Most people have mementos from their family’s past: an old watch worn by their great grandfather, a photo of their youthful mother, a love letter, a child’s drawing. These are treasures that are personal and are a connection to the past and a legacy to future generations. You would never consider throwing them away or tearing them up. Someone outside your family might do that. If you let the next generation of your family know about their significance they can keep them safe.
It’s the same way and even more so with old buildings. Cultural heritage buildings are in a community’s care. They are inherited from past generations who built them well and used them for entertainment and socializing.
If they are significant enough in our collective psyche they are maintained in the present with the idea of bestowing them for the benefit and pleasure of future generations. They have much to tell us about our past, our social customs, the tastes of the period, the unique architecture and in the case of the Paramount, the movies and all the latest technology available at the time to show them.

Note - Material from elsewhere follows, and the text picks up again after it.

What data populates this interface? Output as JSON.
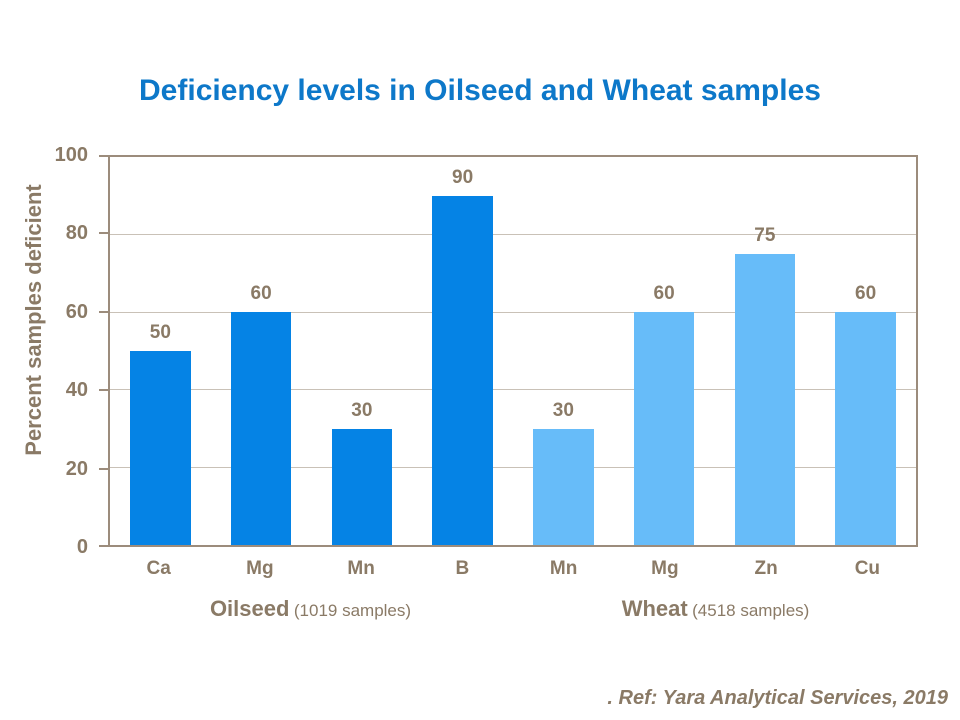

When you demolish a community’s history you are severing the connection we all need for the past – whether we ever stepped through those doors we can still appreciate that link to past lives. We savour the sense that people walked this street, loved this house, enjoyed this theatre. By throwing away this building and the historical artifacts that lie within you are saying that nothing of this building’s cultural heritage is important or significant to the community’s history. Instead a sign can say, “Here once stood…”
No one ever says, I used to have my grandfather’s watch but I threw it away because it didn’t work. I tore up my mother’s photo because it took up room on my desk. I needed more space on the wall for another picture so I got rid of my two-year old’s scribble. Deeper connections require careful actions.
That is why you bother saving The Paramount.